If you haven't turned it in yet, please try to turn it in by Saturday so that I can grade it by Monday. You can e-mail it to me or (if you're in the vicinity) put it under the door to my office.

1. Let $E$ be a well-founded and set-like relation on a class $P$. Let $G : V \to V$. Show that there is a unique function $F: P \to V$ such that for all $x \in P$ we have $$F(x) = G(F \restriction \{y \in P : y \mathbin{E} x\}).$$
2. Let $T$ be a theory (a collection of sentences) and let $A$ be a sentence. Show that at least one of the theories $T + A$ and $T + \neg A$ is consistent relative to $T$. (Do not use any notions from model theory such as satisfaction or the completeness theorem. You should be able to prove this using only some basic informal reasoning about proofs.)

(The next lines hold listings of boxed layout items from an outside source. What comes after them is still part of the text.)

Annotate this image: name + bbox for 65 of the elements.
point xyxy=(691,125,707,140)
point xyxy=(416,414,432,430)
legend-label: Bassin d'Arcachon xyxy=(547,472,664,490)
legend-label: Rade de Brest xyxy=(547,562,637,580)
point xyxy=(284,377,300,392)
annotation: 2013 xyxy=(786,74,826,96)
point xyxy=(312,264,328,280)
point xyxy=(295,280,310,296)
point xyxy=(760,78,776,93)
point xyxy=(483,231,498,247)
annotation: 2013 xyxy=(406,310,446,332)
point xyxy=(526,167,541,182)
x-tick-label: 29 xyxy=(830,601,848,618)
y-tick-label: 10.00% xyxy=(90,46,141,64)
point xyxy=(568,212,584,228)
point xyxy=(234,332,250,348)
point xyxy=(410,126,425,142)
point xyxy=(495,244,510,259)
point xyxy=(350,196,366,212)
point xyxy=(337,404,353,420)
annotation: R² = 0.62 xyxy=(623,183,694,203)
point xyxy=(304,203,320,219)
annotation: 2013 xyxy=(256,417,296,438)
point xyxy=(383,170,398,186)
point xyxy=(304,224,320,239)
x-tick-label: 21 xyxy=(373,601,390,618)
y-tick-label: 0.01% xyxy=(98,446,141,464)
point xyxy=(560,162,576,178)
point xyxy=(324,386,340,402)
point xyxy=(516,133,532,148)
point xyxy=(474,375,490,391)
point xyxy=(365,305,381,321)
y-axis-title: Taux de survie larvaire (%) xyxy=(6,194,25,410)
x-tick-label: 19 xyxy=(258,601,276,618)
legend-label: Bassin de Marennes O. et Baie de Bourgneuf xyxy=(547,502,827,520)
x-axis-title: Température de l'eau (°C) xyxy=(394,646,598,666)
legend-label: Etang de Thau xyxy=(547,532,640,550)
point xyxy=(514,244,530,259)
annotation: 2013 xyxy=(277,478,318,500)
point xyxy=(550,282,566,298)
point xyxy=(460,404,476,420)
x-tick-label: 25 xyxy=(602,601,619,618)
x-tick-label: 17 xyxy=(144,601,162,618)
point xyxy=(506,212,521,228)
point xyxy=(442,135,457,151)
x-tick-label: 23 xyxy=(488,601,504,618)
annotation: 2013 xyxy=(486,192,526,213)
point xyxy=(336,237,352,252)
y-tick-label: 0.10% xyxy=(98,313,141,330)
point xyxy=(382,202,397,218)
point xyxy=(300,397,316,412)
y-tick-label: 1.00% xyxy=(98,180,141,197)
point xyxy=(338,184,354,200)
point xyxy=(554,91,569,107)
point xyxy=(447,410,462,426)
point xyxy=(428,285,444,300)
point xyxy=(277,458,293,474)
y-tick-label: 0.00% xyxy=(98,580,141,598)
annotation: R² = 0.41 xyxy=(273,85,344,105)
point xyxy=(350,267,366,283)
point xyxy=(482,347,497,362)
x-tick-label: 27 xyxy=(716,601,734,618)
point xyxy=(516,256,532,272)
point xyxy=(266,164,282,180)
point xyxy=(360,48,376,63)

3. 1. For each of the notions "$z = \{x,y\}$", "$z = \bigcup y$", and "$z$ is inductive" find a $\Delta_0$ formula that expresses it. (The word "expresses" here is slightly vague, but that's okay: the point of this part is just to make it easy to prove the next part using $\Delta_0$-absoluteness.)
   2. Work in $\mathsf{ZF} - \text{Foundation}$. Show that the axioms of Pairing, Union, and Infinity hold in the class $\text{WF}$, defined as $\bigcup_{\alpha\in \text{Ord}} V_\alpha$ where $V_0 = \emptyset$, $V_{\alpha+1} = \mathcal{P}(V_\alpha)$, and $V_\lambda = \bigcup_{\alpha \lt \lambda}$ for $\lambda$ a limit ordinal.
4. For each of the axioms Pairing, Union, and Infinity, find a transitive class in which the axiom does not hold. (It's okay if some of the other axioms fail in your class too.)

   Remark: This argument shows that none of these axioms is logically equivalent to a $\Delta_0$ formula. In fact, because Extensionality holds in every transitive class, this argument shows the stronger statement that none of these axioms is equivalent modulo the axiom of extensionality to a $\Delta_0$ formula.